One of the pitfalls we see in other countries in implementing public health care is the quality and access to health care dramatically decreases. In comparative performance studies between private and public health care, the results are fairly consistent — private health care providers, whether for profit or not, were more responsive, spent more time with patients, had more access to medications and were more able to adjust for communicable diseases.
An argument for public health care is that it will increase access and therefore encourage individuals to get regular checkups, thereby preventing diseases or the progression of potentially fatal illnesses that were caught early. However, in countries where large public health care systems are in place, access is more limited due to perpetual triage that these systems have to do because the demand for health care is so high. For example, the National Health Service in the U.K., the largest single-payer health care system in the world, organizes medical consultations and treatments by medical priority, which creates long waiting lists where patients wait months for surgeries or consultations. The wait time in the 1990s was up to two years and they had to create laws to reduce the wait time from years to months. In Sweden, the 2016 nationwide average wait for even prostate cancer surgery was 17.4 weeks. The Frazier Institute of Canada reports last year the wait time for medically necessary treatment was 19.8 weeks and roughly 52,513 Canadians seek medical care in the United States every year.
In these public health care systems it has become common for individuals to pay for private insurance so they can be seen quickly, then they are taxed for their national health care as well as paying for private insurance. In Sweden, it is estimated one in 10 people now have to buy private insurance. Then, when they are finally seen, because coverage for treatments and medications has been decided by bureaucrats, coverage for necessary medications or treatments is limited and things such as diabetes medication, cancer treatment and many others are not covered.
The next big concern is expense.

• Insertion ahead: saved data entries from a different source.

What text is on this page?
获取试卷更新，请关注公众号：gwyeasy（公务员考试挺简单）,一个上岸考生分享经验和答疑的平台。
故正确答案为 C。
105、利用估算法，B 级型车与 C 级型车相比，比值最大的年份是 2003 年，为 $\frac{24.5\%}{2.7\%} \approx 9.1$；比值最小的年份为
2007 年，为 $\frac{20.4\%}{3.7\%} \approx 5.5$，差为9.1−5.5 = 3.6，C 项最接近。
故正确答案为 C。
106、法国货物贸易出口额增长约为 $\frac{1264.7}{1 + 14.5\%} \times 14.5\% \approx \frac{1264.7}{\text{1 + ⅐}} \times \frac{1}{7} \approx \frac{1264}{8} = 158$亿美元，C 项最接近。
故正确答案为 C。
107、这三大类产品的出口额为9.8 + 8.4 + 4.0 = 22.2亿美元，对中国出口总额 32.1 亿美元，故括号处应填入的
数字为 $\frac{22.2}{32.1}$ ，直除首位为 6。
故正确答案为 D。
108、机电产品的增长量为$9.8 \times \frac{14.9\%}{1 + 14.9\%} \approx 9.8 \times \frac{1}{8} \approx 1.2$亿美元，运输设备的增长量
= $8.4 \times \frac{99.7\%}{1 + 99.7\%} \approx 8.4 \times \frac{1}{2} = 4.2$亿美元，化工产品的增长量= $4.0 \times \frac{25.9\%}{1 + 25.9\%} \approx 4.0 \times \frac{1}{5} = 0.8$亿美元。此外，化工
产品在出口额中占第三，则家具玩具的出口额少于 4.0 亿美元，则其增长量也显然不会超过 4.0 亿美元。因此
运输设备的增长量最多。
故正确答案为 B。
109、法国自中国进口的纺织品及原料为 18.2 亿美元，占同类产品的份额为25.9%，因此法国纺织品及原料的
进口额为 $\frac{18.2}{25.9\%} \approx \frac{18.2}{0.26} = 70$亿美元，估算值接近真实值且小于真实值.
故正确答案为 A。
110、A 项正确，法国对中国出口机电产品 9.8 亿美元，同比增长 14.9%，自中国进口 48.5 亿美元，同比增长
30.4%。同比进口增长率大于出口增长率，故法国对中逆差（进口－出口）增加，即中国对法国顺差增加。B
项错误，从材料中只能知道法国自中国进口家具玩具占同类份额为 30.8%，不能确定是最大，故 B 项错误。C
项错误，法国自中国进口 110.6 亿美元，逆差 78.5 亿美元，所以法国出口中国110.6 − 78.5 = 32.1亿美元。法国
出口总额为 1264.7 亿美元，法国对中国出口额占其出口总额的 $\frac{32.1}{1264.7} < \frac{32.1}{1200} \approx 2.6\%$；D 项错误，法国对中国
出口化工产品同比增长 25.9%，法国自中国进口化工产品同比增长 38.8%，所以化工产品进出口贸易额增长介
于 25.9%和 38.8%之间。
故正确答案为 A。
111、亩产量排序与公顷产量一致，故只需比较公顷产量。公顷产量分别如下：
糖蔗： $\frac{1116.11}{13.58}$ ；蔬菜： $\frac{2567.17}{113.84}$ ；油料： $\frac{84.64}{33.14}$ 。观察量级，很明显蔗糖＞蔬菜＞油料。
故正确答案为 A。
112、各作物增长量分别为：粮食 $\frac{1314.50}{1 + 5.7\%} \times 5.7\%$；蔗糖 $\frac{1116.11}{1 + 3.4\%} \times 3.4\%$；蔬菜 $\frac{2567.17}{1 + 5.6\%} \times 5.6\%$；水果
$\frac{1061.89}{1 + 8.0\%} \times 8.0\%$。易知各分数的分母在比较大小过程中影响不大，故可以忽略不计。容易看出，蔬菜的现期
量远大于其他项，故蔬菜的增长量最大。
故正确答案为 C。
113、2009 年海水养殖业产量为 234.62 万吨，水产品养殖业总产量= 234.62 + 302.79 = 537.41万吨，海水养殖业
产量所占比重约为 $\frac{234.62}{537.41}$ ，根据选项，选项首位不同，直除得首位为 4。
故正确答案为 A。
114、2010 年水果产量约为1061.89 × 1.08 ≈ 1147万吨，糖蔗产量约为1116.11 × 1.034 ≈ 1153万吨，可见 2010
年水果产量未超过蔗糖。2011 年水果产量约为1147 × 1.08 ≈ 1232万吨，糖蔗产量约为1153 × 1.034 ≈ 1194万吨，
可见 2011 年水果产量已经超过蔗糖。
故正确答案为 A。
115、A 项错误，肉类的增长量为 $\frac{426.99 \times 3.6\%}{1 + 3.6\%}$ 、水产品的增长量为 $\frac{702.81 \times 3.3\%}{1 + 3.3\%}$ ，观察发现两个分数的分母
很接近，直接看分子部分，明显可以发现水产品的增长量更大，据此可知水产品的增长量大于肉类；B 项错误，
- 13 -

Using the projected cost of a single-payer health care system such as “Medicare for All” as an example, a George Mason University study projected in 2018 that “Medicare for All” would, by a conservative estimate, cost the United States government an additional $32.6 trillion over the next 10 years. Charles Blahous, the author of this study, states, “Doubling all currently projected federal individual and corporate income tax collections would be insufficient to finance the added federal costs of the plan.” The Canadian Institute for Health Information believes Canada spent approximately $228 billion on health care in 2016. That’s 11.1 percent of Canada’s entire GDP, and $6,299 per year or roughly $525 per month for every Canadian resident. However, the demand for health care is increasing dramatically every year thereby inevitably increasing the federal budget’s allotment for health care and ultimately increasing taxes.

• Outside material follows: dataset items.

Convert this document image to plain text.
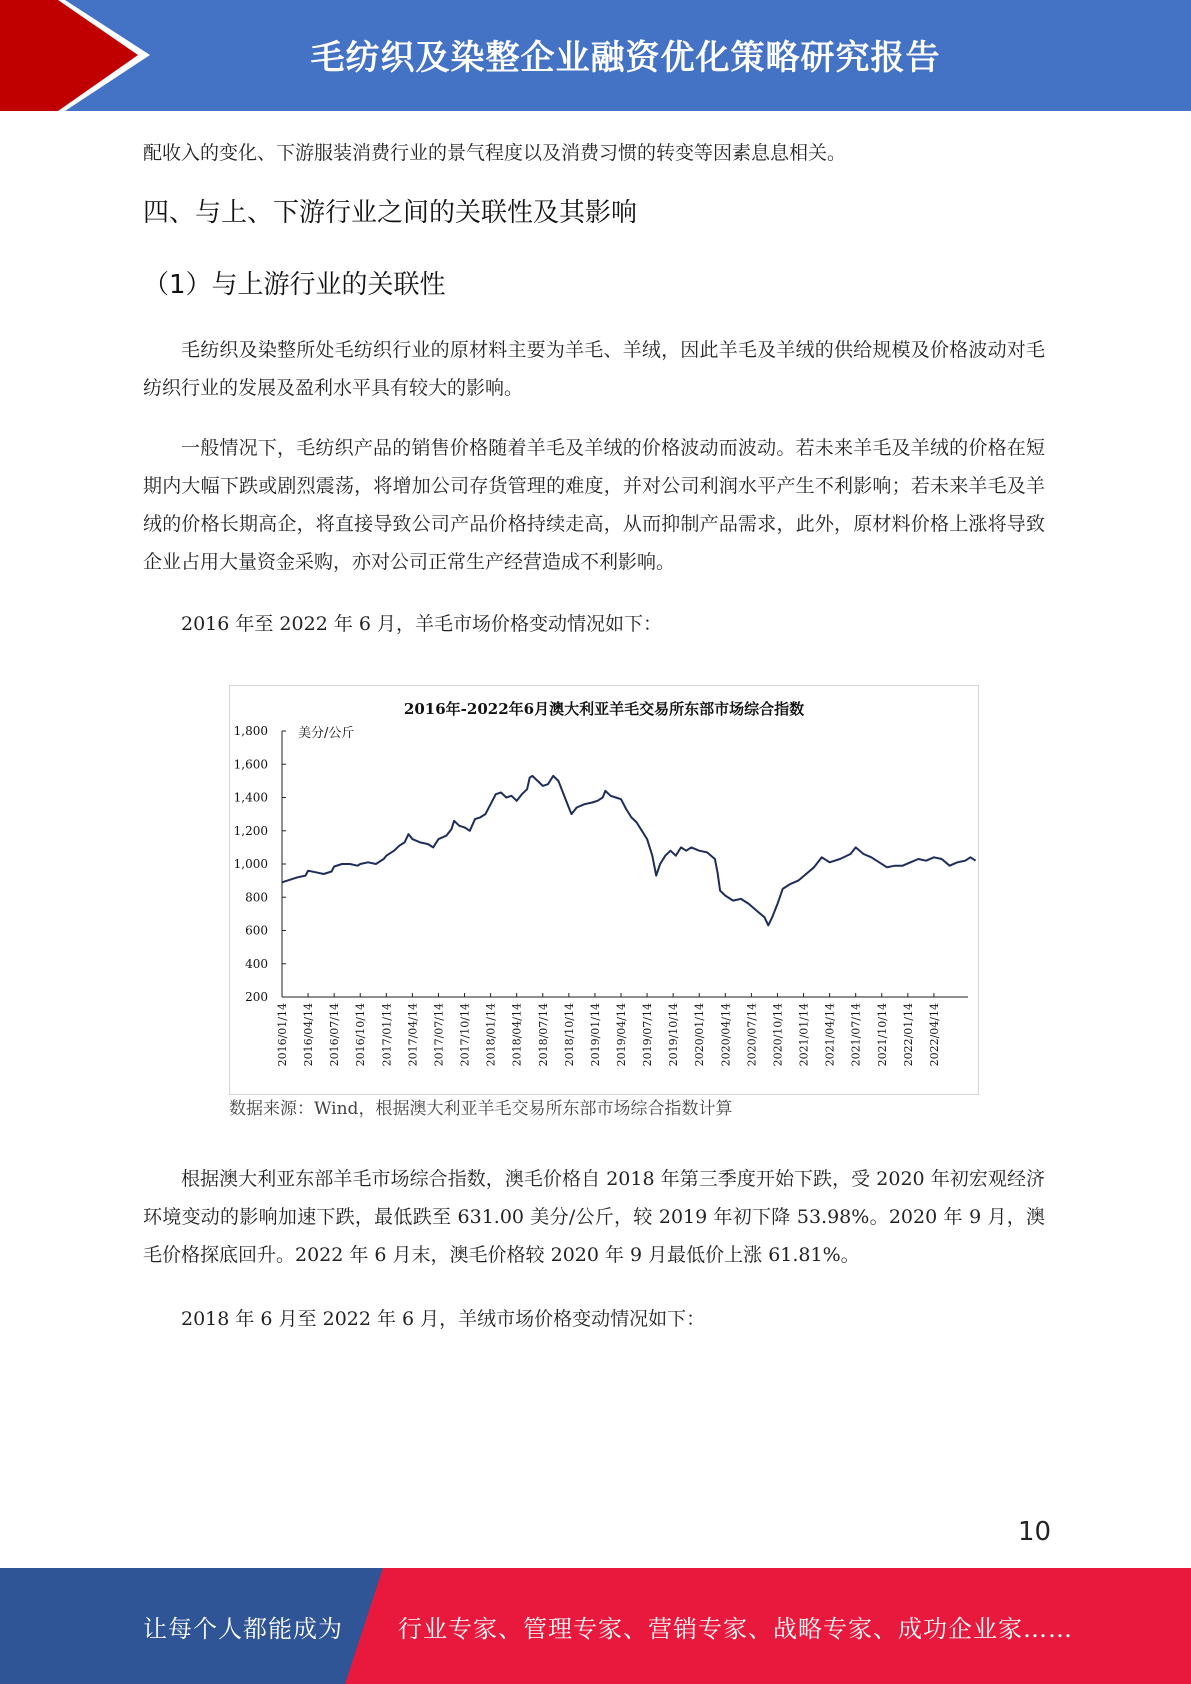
毛纺织及染整企业融资优化策略研究报告

配收入的变化、下游服装消费行业的景气程度以及消费习惯的转变等因素息息相关。

四、与上、下游行业之间的关联性及其影响
（1）与上游行业的关联性

毛纺织及染整所处毛纺织行业的原材料主要为羊毛、羊绒，因此羊毛及羊绒的供给规模及价格波动对毛纺织行业的发展及盈利水平具有较大的影响。

一般情况下，毛纺织产品的销售价格随着羊毛及羊绒的价格波动而波动。若未来羊毛及羊绒的价格在短期内大幅下跌或剧烈震荡，将增加公司存货管理的难度，并对公司利润水平产生不利影响；若未来羊毛及羊绒的价格长期高企，将直接导致公司产品价格持续走高，从而抑制产品需求，此外，原材料价格上涨将导致企业占用大量资金采购，亦对公司正常生产经营造成不利影响。

2016 年至 2022 年 6 月，羊毛市场价格变动情况如下：

根据澳大利亚东部羊毛市场综合指数，澳毛价格自 2018 年第三季度开始下跌，受 2020 年初宏观经济环境变动的影响加速下跌，最低跌至 631.00 美分/公斤，较 2019 年初下降 53.98%。2020 年 9 月，澳毛价格探底回升。2022 年 6 月末，澳毛价格较 2020 年 9 月最低价上涨 61.81%。

2018 年 6 月至 2022 年 6 月，羊绒市场价格变动情况如下：

2016年-2022年6月澳大利亚羊毛交易所东部市场综合指数
美分/公斤
200
400
600
800
1,000
1,200
1,400
1,600
1,800
2016/01/14 2016/04/14 2016/07/14 2016/10/14 2017/01/14 2017/04/14 2017/07/14 2017/10/14 2018/01/14 2018/04/14 2018/07/14 2018/10/14 2019/01/14 2019/04/14 2019/07/14 2019/10/14 2020/01/14 2020/04/14 2020/07/14 2020/10/14 2021/01/14 2021/04/14 2021/07/14 2021/10/14 2022/01/14 2022/04/14
数据来源：Wind，根据澳大利亚羊毛交易所东部市场综合指数计算
10
让每个人都能成为 行业专家、管理专家、营销专家、战略专家、成功企业家……
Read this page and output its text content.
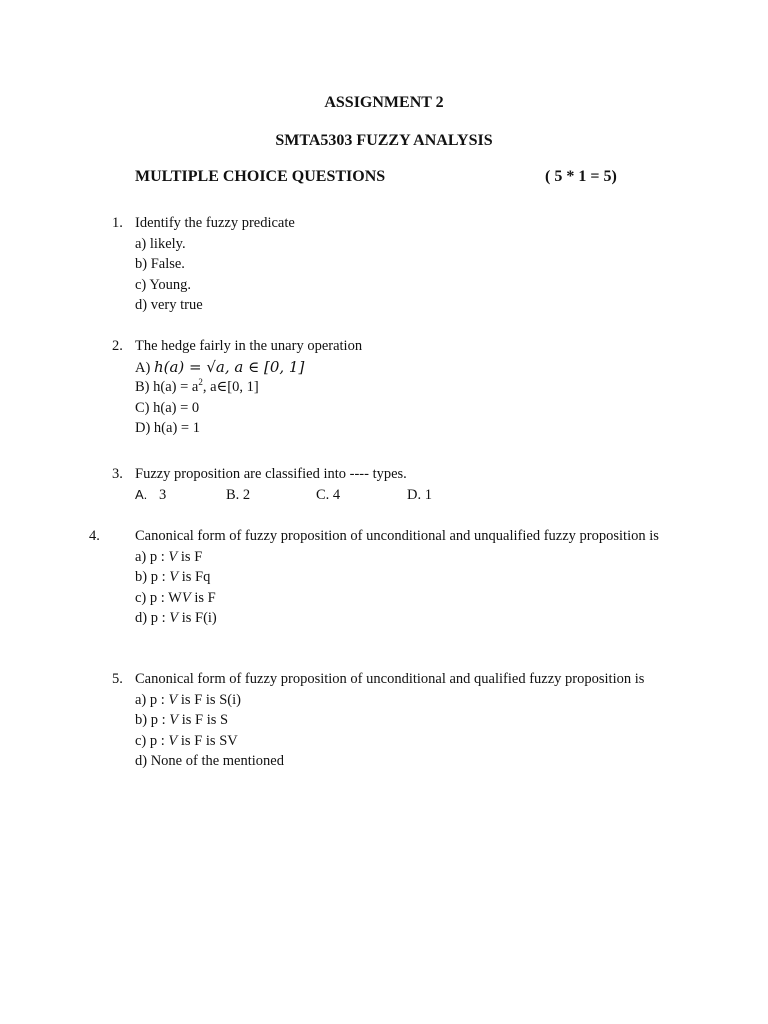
ASSIGNMENT 2
SMTA5303 FUZZY ANALYSIS
MULTIPLE CHOICE QUESTIONS	( 5 * 1 = 5)
1. Identify the fuzzy predicate
a) likely.
b) False.
c) Young.
d) very true
2. The hedge fairly in the unary operation
A) h(a) = √a, a ∈ [0, 1]
B) $h(a) = a^2$, a∈[0, 1]
C) h(a) = 0
D) h(a) = 1
3. Fuzzy proposition are classified into ---- types.
A. 3	B. 2	C. 4	D. 1
4. Canonical form of fuzzy proposition of unconditional and unqualified fuzzy proposition is
a) p : V is F
b) p : V is Fq
c) p : WV is F
d) p : V is F(i)
5. Canonical form of fuzzy proposition of unconditional and qualified fuzzy proposition is
a) p : V is F is S(i)
b) p : V is F is S
c) p : V is F is SV
d) None of the mentioned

Once again, it is clear that private health care has its failings, but idealizing universal health care instead is not the remedy.

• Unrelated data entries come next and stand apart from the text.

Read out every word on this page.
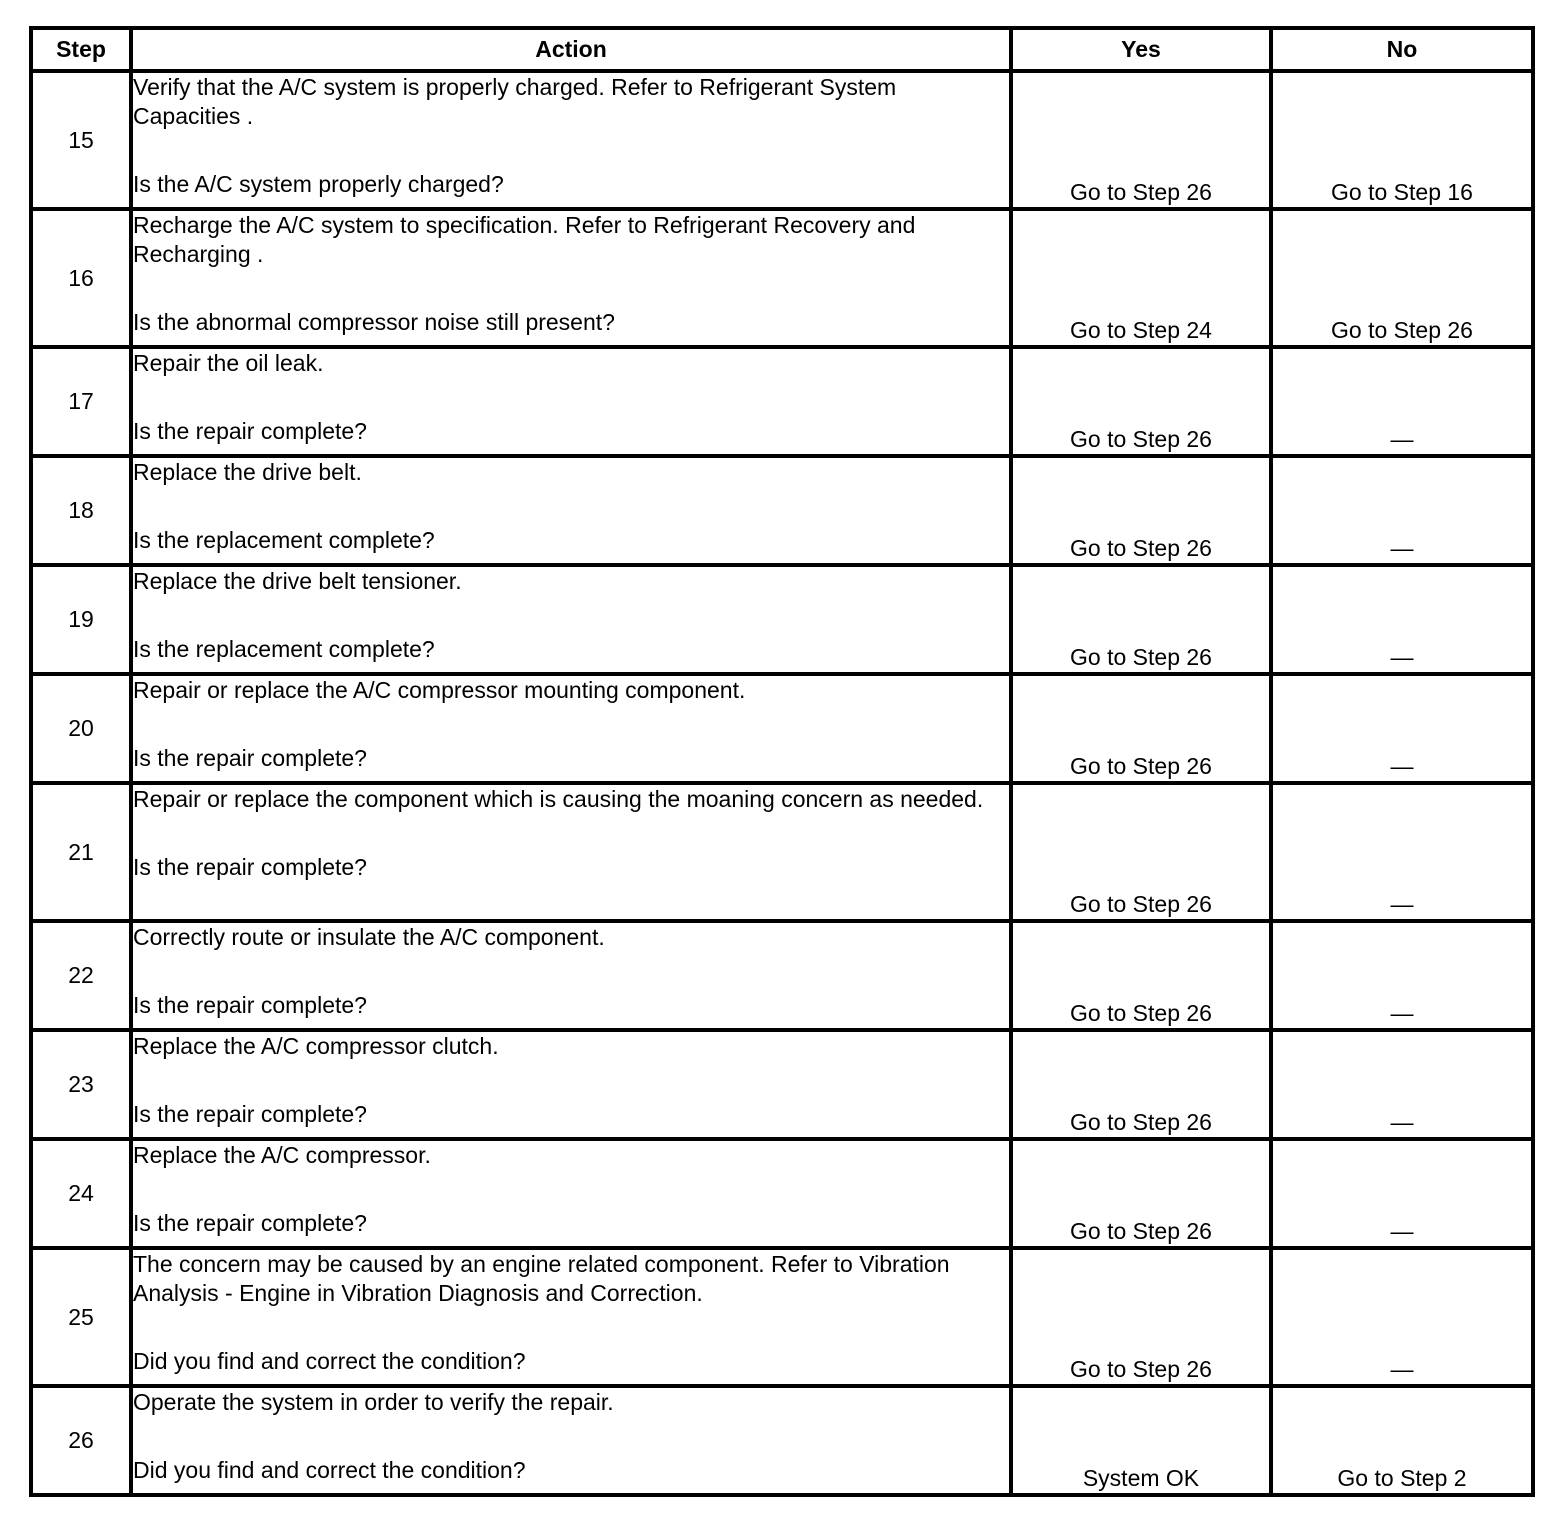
Step	Action	Yes	No
15	Verify that the A/C system is properly charged. Refer to Refrigerant System Capacities .
Is the A/C system properly charged?	Go to Step 26	Go to Step 16
16	Recharge the A/C system to specification. Refer to Refrigerant Recovery and Recharging .
Is the abnormal compressor noise still present?	Go to Step 24	Go to Step 26
17	Repair the oil leak.
Is the repair complete?	Go to Step 26	—
18	Replace the drive belt.
Is the replacement complete?	Go to Step 26	—
19	Replace the drive belt tensioner.
Is the replacement complete?	Go to Step 26	—
20	Repair or replace the A/C compressor mounting component.
Is the repair complete?	Go to Step 26	—
21	Repair or replace the component which is causing the moaning concern as needed.
Is the repair complete?	Go to Step 26	—
22	Correctly route or insulate the A/C component.
Is the repair complete?	Go to Step 26	—
23	Replace the A/C compressor clutch.
Is the repair complete?	Go to Step 26	—
24	Replace the A/C compressor.
Is the repair complete?	Go to Step 26	—
25	The concern may be caused by an engine related component. Refer to Vibration Analysis - Engine in Vibration Diagnosis and Correction.
Did you find and correct the condition?	Go to Step 26	—
26	Operate the system in order to verify the repair.
Did you find and correct the condition?	System OK	Go to Step 2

One particularly off-putting deterrent to public health care is the matter of medical research. The United States currently spends more on biomedical research than any other country with nationalized public health care. The vast majority of that spending comes from the private sector because they can profit from any advances in medical research. This profit is a great motivator to invest in more research, which allows for new treatments and cures. It is not perfect, but the free market for insurance companies and health care providers in the United States keeps these profiting groups competitive and, best of all, it is not funded through taxes.
I would rather have the freedom to choose my insurance, even if it is expensive, than be forced to pay significantly more in taxes for an expensive and inefficient public health care plan. One size does not fit all.